SPA Symposium 2021 Day 4 Highlights

Posted 23rd April 2021 by Gabrielle Dunlevy in SPA Symposium 2021

Professor Siobhan O'Neill of Ulster University gave the keynote address on the final day of the SPA Symposium, speaking about suicidal behaviour through a trauma informed lens, and the factors that compound trauma.

Professor O’Neill, who is Interim Mental Health Champion Northern Ireland, presented research on the high prevalence of mental illness and trauma in Northern Ireland after decades of conflict.
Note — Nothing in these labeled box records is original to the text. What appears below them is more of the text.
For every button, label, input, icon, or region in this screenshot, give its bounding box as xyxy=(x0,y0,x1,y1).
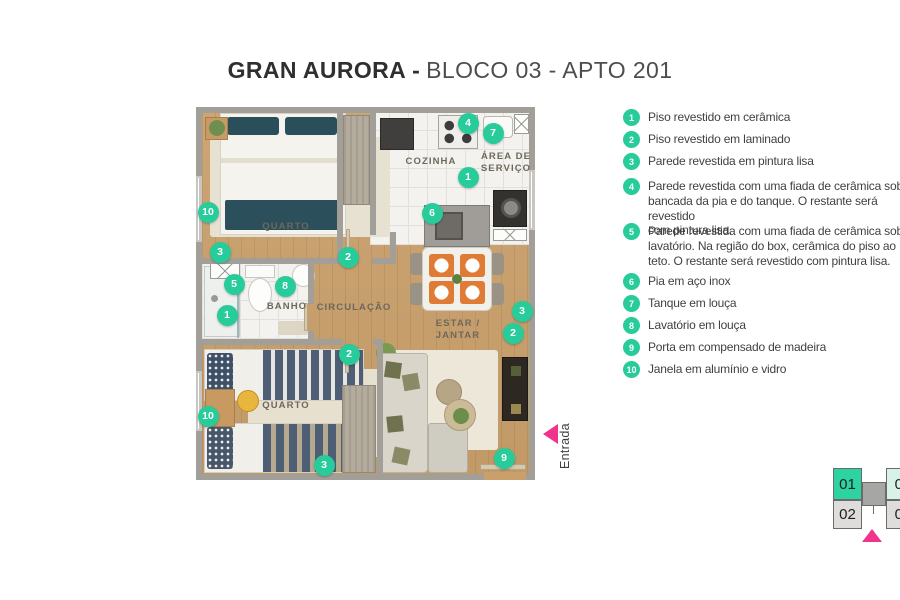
sofa-pillow xyxy=(402,373,421,392)
shower-drain xyxy=(211,295,218,302)
legend-number-badge: 3 xyxy=(623,153,640,170)
washing-machine xyxy=(493,190,527,227)
wall xyxy=(372,258,396,264)
sofa-pillow xyxy=(384,361,402,379)
bed-sheet-fold xyxy=(221,158,345,163)
legend-text: Parede revestida em pintura lisa xyxy=(648,154,814,169)
dining-chair xyxy=(490,253,504,275)
tv-rack-decor xyxy=(511,366,521,376)
wall xyxy=(370,113,376,235)
entrance-label: Entrada xyxy=(558,409,572,469)
window-service xyxy=(529,170,535,230)
legend-text: Parede revestida com uma fiada de cerâmi… xyxy=(648,224,900,268)
washer-drum xyxy=(501,198,521,218)
plan-marker-3: 3 xyxy=(314,455,335,476)
legend-text: Piso revestido em laminado xyxy=(648,132,790,147)
keyplan-unit-01[interactable]: 01 xyxy=(833,468,862,500)
legend-item: 8Lavatório em louça xyxy=(623,317,900,334)
fridge xyxy=(380,118,414,150)
legend-item: 5Parede revestida com uma fiada de cerâm… xyxy=(623,223,900,268)
bed-pillow xyxy=(227,117,279,135)
single-bed-2 xyxy=(204,423,364,473)
legend-item: 3Parede revestida em pintura lisa xyxy=(623,153,900,170)
room-label: ÁREA DE SERVIÇO xyxy=(481,151,531,175)
legend-number-badge: 4 xyxy=(623,178,640,195)
keyplan-unit-02[interactable]: 02 xyxy=(833,500,862,529)
legend-number-badge: 2 xyxy=(623,131,640,148)
title-project-name: GRAN AURORA - xyxy=(228,57,421,83)
legend-item: 2Piso revestido em laminado xyxy=(623,131,900,148)
entrance-arrow-icon xyxy=(543,424,558,444)
room-label: QUARTO xyxy=(262,400,310,412)
plan-marker-9: 9 xyxy=(494,448,515,469)
plan-marker-10: 10 xyxy=(198,406,219,427)
place-setting xyxy=(460,254,485,277)
room-label: QUARTO xyxy=(262,221,310,233)
plan-marker-3: 3 xyxy=(512,301,533,322)
plan-marker-3: 3 xyxy=(210,242,231,263)
plan-marker-7: 7 xyxy=(483,123,504,144)
plant-bedroom1 xyxy=(209,120,225,136)
room-label: BANHO xyxy=(267,301,307,313)
plan-marker-2: 2 xyxy=(339,344,360,365)
plan-marker-8: 8 xyxy=(275,276,296,297)
dining-table xyxy=(422,247,492,311)
legend-number-badge: 1 xyxy=(623,109,640,126)
legend-number-badge: 9 xyxy=(623,339,640,356)
legend-number-badge: 8 xyxy=(623,317,640,334)
legend-item: 10Janela em alumínio e vidro xyxy=(623,361,900,378)
legend-item: 1Piso revestido em cerâmica xyxy=(623,109,900,126)
plan-marker-1: 1 xyxy=(217,305,238,326)
plan-marker-5: 5 xyxy=(224,274,245,295)
double-bed xyxy=(220,113,346,235)
legend-text: Pia em aço inox xyxy=(648,274,730,289)
page-title: GRAN AURORA -BLOCO 03 - APTO 201 xyxy=(0,57,900,84)
wall xyxy=(377,345,383,474)
wardrobe-bedroom2 xyxy=(342,385,376,473)
title-unit-info: BLOCO 03 - APTO 201 xyxy=(426,57,672,83)
legend-item: 9Porta em compensado de madeira xyxy=(623,339,900,356)
keyplan-core-block xyxy=(862,482,886,506)
sofa-pillow xyxy=(392,447,411,466)
cabinet-xbox-washer xyxy=(493,229,527,241)
coffee-table-large xyxy=(444,399,476,431)
legend-number-badge: 5 xyxy=(623,223,640,240)
sofa-pillow xyxy=(386,415,404,433)
desk-chair-yellow xyxy=(237,390,259,412)
sofa xyxy=(378,353,428,473)
toilet-tank xyxy=(245,265,275,278)
tv-rack-decor xyxy=(511,404,521,414)
legend-text: Tanque em louça xyxy=(648,296,736,311)
room-label: CIRCULAÇÃO xyxy=(317,302,392,314)
legend-number-badge: 10 xyxy=(623,361,640,378)
wall xyxy=(337,113,343,264)
legend-text: Janela em alumínio e vidro xyxy=(648,362,786,377)
plant-coffee-table xyxy=(453,408,469,424)
legend-item: 7Tanque em louça xyxy=(623,295,900,312)
legend-item: 6Pia em aço inox xyxy=(623,273,900,290)
plan-marker-1: 1 xyxy=(458,167,479,188)
bed-pillow-polka xyxy=(207,427,233,469)
plan-marker-6: 6 xyxy=(422,203,443,224)
table-centerpiece xyxy=(452,274,462,284)
legend-text: Piso revestido em cerâmica xyxy=(648,110,790,125)
legend-text: Lavatório em louça xyxy=(648,318,746,333)
legend-number-badge: 7 xyxy=(623,295,640,312)
bed-pillow xyxy=(285,117,337,135)
keyplan-divider-line xyxy=(873,506,874,514)
keyplan-north-arrow-icon xyxy=(862,529,882,542)
legend-number-badge: 6 xyxy=(623,273,640,290)
page: GRAN AURORA -BLOCO 03 - APTO 201 xyxy=(0,0,900,600)
wardrobe-bedroom1 xyxy=(343,115,370,205)
cabinet-xbox-service xyxy=(514,114,529,134)
room-label: COZINHA xyxy=(406,156,457,168)
plan-marker-2: 2 xyxy=(503,323,524,344)
dining-chair xyxy=(490,283,504,305)
place-setting xyxy=(429,281,454,304)
floor-plan: QUARTOCOZINHAÁREA DE SERVIÇOBANHOCIRCULA… xyxy=(196,107,535,480)
keyplan: 01040203 xyxy=(820,455,900,555)
place-setting xyxy=(429,254,454,277)
entry-door-gap xyxy=(484,472,526,480)
keyplan-unit-04[interactable]: 04 xyxy=(886,468,900,500)
wall xyxy=(308,264,314,304)
plan-marker-10: 10 xyxy=(198,202,219,223)
tv-rack xyxy=(502,357,528,421)
plan-marker-4: 4 xyxy=(458,113,479,134)
room-label: ESTAR / JANTAR xyxy=(420,318,497,342)
legend-text: Porta em compensado de madeira xyxy=(648,340,826,355)
wall xyxy=(202,339,343,345)
place-setting xyxy=(460,281,485,304)
plan-marker-2: 2 xyxy=(338,247,359,268)
keyplan-unit-03[interactable]: 03 xyxy=(886,500,900,529)
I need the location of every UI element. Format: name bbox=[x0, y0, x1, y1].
Professor O’Neill highlighted the impact of Adverse Childhood Experiences (ACEs) on the younger generations of Northern Ireland, with some of her research in younger people showing suicide ideation, planning and attempts were nearly eight times higher in those with ACEs.

She highlighted the need for specialised services to support those in Northern Ireland living with Post Traumatic Stress Disorder (PTSD) related to their experience as victims and survivors of the Troubles.

Professor O’Neill also spoke about suicidal behaviour through a trauma informed lens, and factors in Northern Ireland society that compound trauma.

“If we are looking to change suicidal behaviour, then addressing inequality is one of the most import things we can do,” she said.

The address concluded with three key messages: the need for trauma informed practice, the need to treat mental illness, and to teach metacognition. 

Providing the best support and care to vulnerable population groups

One of the key discussion points from the afternoon panel session was the need to actively listen to the lived experience of those belonging to vulnerable population groups when providing support to these groups.

Joining the panel was Professor Katherine Boydell (Black Dog Institute), Mandy Gibson (Australian Institute For Suicide Research And Prevention), Dr Kylie King (Monash University), Professor Siobhan O'Neill (Ulster University), Dr Debbie Scott (Monash University and Turning Point), and Josh Wiseman (Batyr).

Members of the panel spoke of the need to consider what factors actually make population groups ‘vulnerable’ to suicide. Using the terminology ‘vulnerable’ to describe a whole range of factors could impact on our ability to develop targeted approaches for particular factors that contribute to vulnerability to suicide.

The panel also discussed how for some population groups, sharing lived experience through words alone might not necessarily capture the whole experience. In this case, other storytelling methods could be deployed, such as the use of the arts to capture people’s stories and emotions.

The keynote and panel discussion wrapped-up an illuminating annual symposium, which helped to advance discussions on best practice suicide prevention research and services.